Un demi-siècle de déni politique

Cinquante ans après leur apparition, les marées vertes envahissent toujours certaines plages bretonnes. Preuve de l’inefficacité des plans d’action successifs mis en place par les pouvoirs publics.

Vanina Delmas  • 11 juillet 2023 abonnés
Un demi-siècle de déni politique
Un sanglier retrouvé mort dans la baie de Saint-Brieuc en juillet 2011.
© Damien MEYER / AFP

En 1971, une « végétation verte abondante, gluante », qui « se décompose rapidement en masse blanchâtre, mousseuse, nauséabonde, transformant la grève de sable fin en un tas de fumier » (1), est détectée sur la plage de Saint-Michel-en-Grève, dans la baie de Lannion. Le conseil municipal alerte la préfecture des Côtes-d’Armor. Puis ces marées vertes reviennent chaque été, toujours plus nombreuses sur certaines plages bretonnes, mais les pouvoirs publics restent atones. Au fil des années, la communauté scientifique s’y intéresse timidement, pendant que les habitants et quelques associations commencent à s’inquiéter. Une étude de l’ancêtre de l’Institut français de recherche pour l’exploitation de la mer (Ifremer) tente d’expliquer le rôle des sels nutritifs venant de l’agriculture dans la prolifération de ces algues qui blanchissent et pourrissent sur les plages. Mais il faut attendre la fin des années 1980 pour le premier retentissement d’ampleur. Pierre Philippe, médecin urgentiste à Lannion, s’interroge sur plusieurs cas de décès près des amas d’algues vertes, notamment celui d’un joggeur en 1989. Ouest-France titre alors : « Les algues vertes ont peut-être tué ».

1

Texte du conseil municipal de Saint-Michel-en-Grève envoyé à la préfecture, extrait du livre Algues vertes, un scandale d’État, d’Yves-Marie Le Lay, éditions Libre et Solidaire, 2020.

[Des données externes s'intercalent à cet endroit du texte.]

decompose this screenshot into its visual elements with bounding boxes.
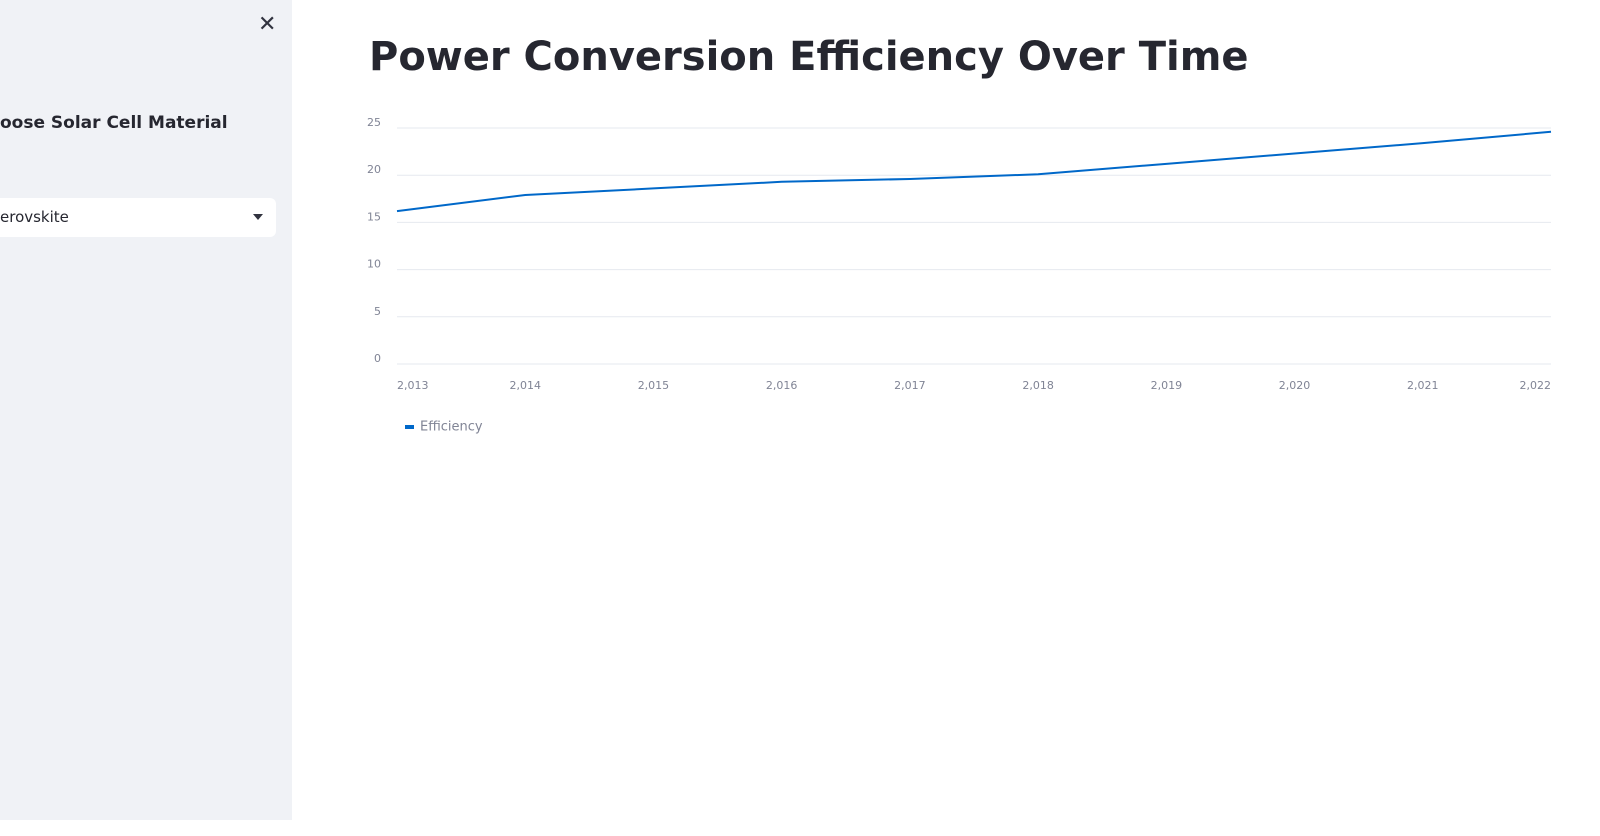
chart: 0 5 10 15 20 25 2,013 2,014 2,015 2,016 2,017 2,018… — [367, 116, 1552, 435]
legend-label: Efficiency — [420, 420, 483, 435]
y-tick-label: 0 — [374, 352, 381, 365]
y-tick-label: 10 — [367, 258, 381, 271]
y-tick-label: 5 — [374, 305, 381, 318]
x-tick-label: 2,013 — [397, 379, 429, 392]
select-label: oose Solar Cell Material — [0, 113, 228, 133]
x-tick-label: 2,016 — [766, 379, 798, 392]
sidebar: ✕ oose Solar Cell Material erovskite — [0, 0, 292, 820]
x-tick-label: 2,015 — [638, 379, 670, 392]
close-button[interactable]: ✕ — [258, 12, 277, 37]
y-tick-label: 20 — [367, 163, 381, 176]
x-tick-label: 2,022 — [1520, 379, 1552, 392]
x-tick-label: 2,017 — [894, 379, 926, 392]
x-tick-label: 2,020 — [1279, 379, 1311, 392]
chart-title: Power Conversion Efficiency Over Time — [369, 34, 1249, 80]
x-tick-label: 2,014 — [509, 379, 541, 392]
select-value: erovskite — [0, 208, 69, 226]
y-tick-label: 25 — [367, 116, 381, 129]
caret — [253, 214, 263, 220]
select-box[interactable]: erovskite — [0, 198, 276, 237]
x-tick-label: 2,021 — [1407, 379, 1439, 392]
legend-swatch — [405, 425, 414, 429]
x-tick-label: 2,018 — [1022, 379, 1054, 392]
y-tick-label: 15 — [367, 210, 381, 223]
line — [396, 130, 1552, 213]
x-tick-label: 2,019 — [1151, 379, 1183, 392]
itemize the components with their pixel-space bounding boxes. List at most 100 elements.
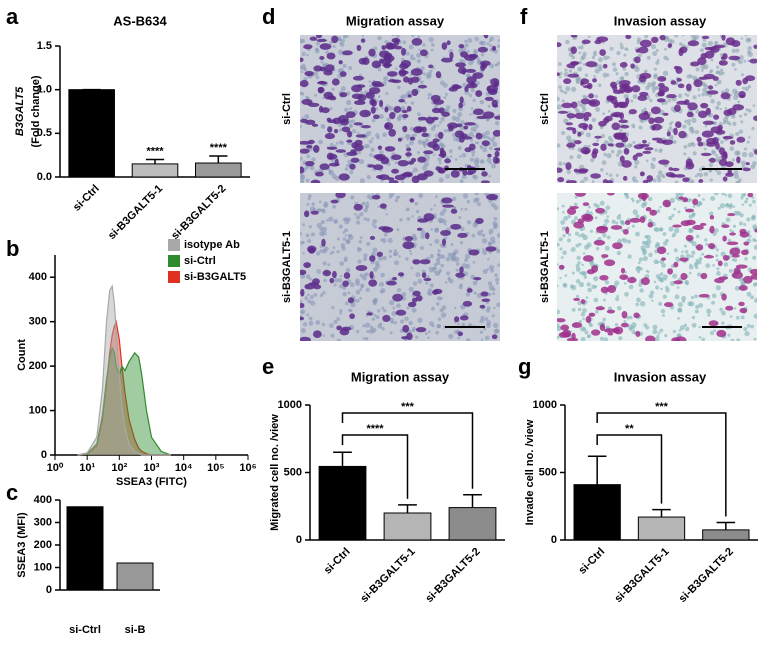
cell	[403, 76, 410, 83]
pore	[713, 329, 717, 333]
cell	[356, 44, 362, 52]
pore	[338, 38, 342, 42]
cell	[459, 315, 469, 321]
pore	[328, 216, 334, 222]
cell	[432, 289, 439, 295]
cell	[580, 299, 586, 304]
pore	[580, 180, 585, 183]
pore	[340, 86, 346, 92]
cell	[462, 169, 468, 176]
cell	[565, 122, 574, 126]
pore	[625, 195, 630, 200]
pore	[496, 302, 500, 308]
pore	[469, 131, 474, 137]
pore	[698, 325, 701, 329]
pore	[752, 282, 757, 287]
pore	[744, 200, 748, 204]
pore	[735, 48, 740, 53]
pore	[624, 271, 628, 274]
cell	[601, 254, 609, 258]
cell	[722, 135, 734, 140]
significance-bracket	[596, 434, 663, 504]
pore	[307, 197, 311, 201]
cell	[377, 145, 383, 150]
pore	[472, 280, 478, 286]
pore	[326, 218, 329, 222]
pore	[492, 141, 498, 148]
cell	[491, 99, 498, 108]
cell	[300, 316, 305, 321]
cell	[305, 119, 316, 125]
pore	[449, 155, 453, 158]
cell	[588, 93, 594, 99]
pore	[450, 243, 454, 247]
pore	[709, 331, 714, 336]
pore	[646, 55, 651, 60]
pore	[664, 47, 667, 51]
pore	[740, 160, 747, 166]
cell	[441, 238, 447, 246]
pore	[336, 237, 340, 241]
cell	[494, 150, 500, 158]
cell	[349, 163, 356, 170]
pore	[576, 154, 582, 159]
pore	[459, 241, 464, 245]
y-tick-label: 1000	[278, 399, 302, 411]
pore	[337, 278, 343, 283]
pore	[322, 334, 326, 337]
pore	[464, 253, 471, 260]
cell	[481, 62, 488, 69]
x-tick-label: si-Ctrl	[322, 546, 353, 577]
pore	[405, 51, 410, 56]
error-bar	[587, 455, 607, 485]
pore	[351, 128, 357, 134]
pore	[691, 322, 697, 328]
cell	[459, 96, 464, 104]
cell	[566, 337, 579, 341]
cell	[698, 179, 704, 183]
y-tick-label: 1.5	[37, 40, 52, 52]
cell	[574, 140, 582, 145]
cell	[588, 312, 596, 317]
pore	[661, 263, 666, 268]
pore	[659, 148, 663, 152]
cell	[417, 218, 429, 223]
pore	[717, 206, 721, 210]
panel-letter: d	[262, 4, 275, 29]
cell	[612, 89, 623, 94]
cell	[402, 324, 410, 333]
pore	[594, 216, 598, 220]
cell	[685, 208, 695, 213]
pore	[658, 301, 663, 306]
pore	[698, 172, 704, 178]
cell	[641, 193, 647, 202]
cell	[365, 91, 375, 99]
pore	[615, 221, 619, 225]
pore	[734, 285, 740, 291]
pore	[638, 257, 643, 262]
pore	[476, 81, 480, 85]
pore	[753, 337, 757, 341]
cell	[439, 150, 447, 159]
cell	[367, 164, 375, 168]
pore	[427, 336, 430, 339]
pore	[738, 55, 744, 61]
pore	[414, 201, 419, 206]
pore	[368, 80, 371, 84]
pore	[387, 237, 393, 244]
pore	[750, 324, 754, 329]
pore	[343, 36, 346, 39]
cell	[306, 144, 313, 149]
cell	[379, 58, 385, 63]
pore	[493, 205, 499, 211]
cell	[665, 172, 675, 178]
cell	[410, 68, 423, 76]
cell	[494, 147, 500, 151]
pore	[704, 84, 709, 89]
pore	[419, 245, 424, 251]
pore	[359, 212, 364, 217]
pore	[373, 267, 378, 272]
pore	[458, 284, 463, 290]
pore	[688, 214, 693, 219]
cell	[671, 167, 680, 172]
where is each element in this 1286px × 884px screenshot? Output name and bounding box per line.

L’année 2009 marque un tournant dans la prise de conscience générale sur les risques sanitaires. Le 22 juillet, Thierry Morfoisse, chauffeur qui transportait des algues vertes, décède au volant de son camion. Quelques jours plus tard, un cheval meurt sur une plage polluée. Plus de 300 plaintes sont déposées contre le préfet des Côtes-­d’Armor par plusieurs associations, et une belle délégation ministérielle menée par François Fillon déambule sur la plage en promettant que l’État va nettoyer les bords de mer.

Les premières tentatives d’actions politiques ont débuté au milieu des années 1990, puis le programme Prolittoral porté par la région et l’agence de l’eau a pris le relais en 2002. À partir de 2010, les plans algues vertes du gouvernement se sont enchaînés : 2010-2015, 2017-2021, 2022-2027. « Le premier plan, en 2010, était assez bien, mais le suivant a seulement repris les plus petites mesures et n’a pas été plus loin, notamment pour changer les pratiques agricoles. L’association Eau et rivières a finalement quitté le comité de pilotage », raconte Jean-Yves Piriou, ancien chercheur à l’Ifremer, devenu par la suite président d’Eau et rivières de Bretagne et aujourd’hui vice-président de France nature environnement Bretagne. En 2021, un rapport cinglant de la Cour des comptes pointe l’échec de l’État et des élus régionaux à endiguer ce fléau sanitaire et environnemental et dénonce le peu de moyens alloués aux deux plans de lutte contre la prolifération des algues vertes de 2010 à 2019.

« Il faut changer tout le système agricole breton »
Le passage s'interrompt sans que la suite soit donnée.